References: Pellagra

Table of Contents

RED: Pellagra’s about as bad among the women as silicosis is with the men.

The Basics

Pellagra is a vitamin deficiency disease caused by dietary lack of niacin (vitamin B3) and protein, especially proteins containing the essential amino acid tryptophan. Because tryptophan can be converted into niacin, foods with tryptophan but without niacin, such as milk, prevent pellagra. However, if dietary tryptophan is diverted into protein production, niacin deficiency may still result. Tryptophan is an essential amino acid found in meat, poultry, fish, and eggs. If your diet contains these foods, your need for niacin from other sources will be reduced.

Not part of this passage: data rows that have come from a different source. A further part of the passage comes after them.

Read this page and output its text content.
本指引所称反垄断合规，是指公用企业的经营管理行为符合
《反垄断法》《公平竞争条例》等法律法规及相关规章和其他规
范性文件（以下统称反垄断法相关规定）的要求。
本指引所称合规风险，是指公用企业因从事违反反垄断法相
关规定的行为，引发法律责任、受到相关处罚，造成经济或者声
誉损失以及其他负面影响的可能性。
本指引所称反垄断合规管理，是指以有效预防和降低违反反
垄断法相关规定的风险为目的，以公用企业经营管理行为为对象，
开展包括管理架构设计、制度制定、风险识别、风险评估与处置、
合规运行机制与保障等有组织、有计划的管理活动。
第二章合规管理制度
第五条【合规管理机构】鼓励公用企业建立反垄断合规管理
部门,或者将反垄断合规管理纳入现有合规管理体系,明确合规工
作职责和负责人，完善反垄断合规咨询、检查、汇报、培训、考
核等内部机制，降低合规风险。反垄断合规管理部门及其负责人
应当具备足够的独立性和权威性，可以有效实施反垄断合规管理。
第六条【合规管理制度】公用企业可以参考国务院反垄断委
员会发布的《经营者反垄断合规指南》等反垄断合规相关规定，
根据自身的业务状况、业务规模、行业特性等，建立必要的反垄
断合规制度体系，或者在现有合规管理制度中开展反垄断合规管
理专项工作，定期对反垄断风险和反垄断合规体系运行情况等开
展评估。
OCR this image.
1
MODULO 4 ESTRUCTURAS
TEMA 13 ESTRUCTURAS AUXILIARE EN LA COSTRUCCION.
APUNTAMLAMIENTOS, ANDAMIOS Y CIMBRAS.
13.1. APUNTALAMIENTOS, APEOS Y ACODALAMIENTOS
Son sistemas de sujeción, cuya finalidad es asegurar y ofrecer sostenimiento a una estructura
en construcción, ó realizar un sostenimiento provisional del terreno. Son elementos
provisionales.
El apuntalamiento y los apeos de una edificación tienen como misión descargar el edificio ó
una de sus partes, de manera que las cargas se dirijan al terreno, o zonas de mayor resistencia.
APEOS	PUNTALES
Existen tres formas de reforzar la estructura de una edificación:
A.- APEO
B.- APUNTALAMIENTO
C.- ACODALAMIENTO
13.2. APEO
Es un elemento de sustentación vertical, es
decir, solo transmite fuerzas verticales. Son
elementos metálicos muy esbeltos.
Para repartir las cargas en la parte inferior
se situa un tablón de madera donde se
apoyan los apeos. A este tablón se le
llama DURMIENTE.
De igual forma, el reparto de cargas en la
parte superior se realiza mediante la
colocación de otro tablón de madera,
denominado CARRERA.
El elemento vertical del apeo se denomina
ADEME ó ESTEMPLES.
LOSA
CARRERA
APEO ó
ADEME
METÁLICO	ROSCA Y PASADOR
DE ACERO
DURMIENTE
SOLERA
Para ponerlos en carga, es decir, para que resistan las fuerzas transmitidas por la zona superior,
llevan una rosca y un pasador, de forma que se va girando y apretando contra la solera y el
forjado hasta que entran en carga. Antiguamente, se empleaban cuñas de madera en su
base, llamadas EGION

Pellagra can be common in people who obtain most of their food energy from maize. Alkali treatment of corn corrects the niacin deficiency, and was a common practice in native American cultures that grew corn. The disease can be common among people who live in rural South America and Africa. It was also endemic in the poorer states of the U.S. South, like Mississippi and Alabama, as well as among the inmates of jails and orphanages. The symptoms usually appear during spring, increase in the summer due to greater sun exposure, and return the following spring.

Treatment

Untreated, the disease can kill within four or five years. Pellagra can be treated by treatment with niacin (usually as niacinamide). The frequency and amount of niacinamide administered depends on the degree to which the condition has progressed.

History

Pellagra was first described in Spain in 1735 by Gaspar Casal, who published a first clinical description in his posthumous “Natural and Medical History of the Asturian Pricipality” (1762). This led to the disease being known as “Asturian leprosy”, and it is recognized as the first modern pathological description of a syndrome. It was an endemic disease in northern Italy, where it was named “pelle agra” (pelle = skin; agra = rough) by Francesco Frapoli of Milan.

Because pellagra outbreaks occurred in regions where maize was a dominant food crop, the belief for centuries was that the maize either carried a toxic substance or was a carrier of disease.

In the early 1900s, pellagra reached epidemic proportions in the American South. There were 1,306 reported pellagra deaths in South Carolina during the first ten months of 1915; 100,000 Southerners were affected in 1916. At this time, the scientific community held that pellagra was probably caused by a germ or some unknown toxin in corn.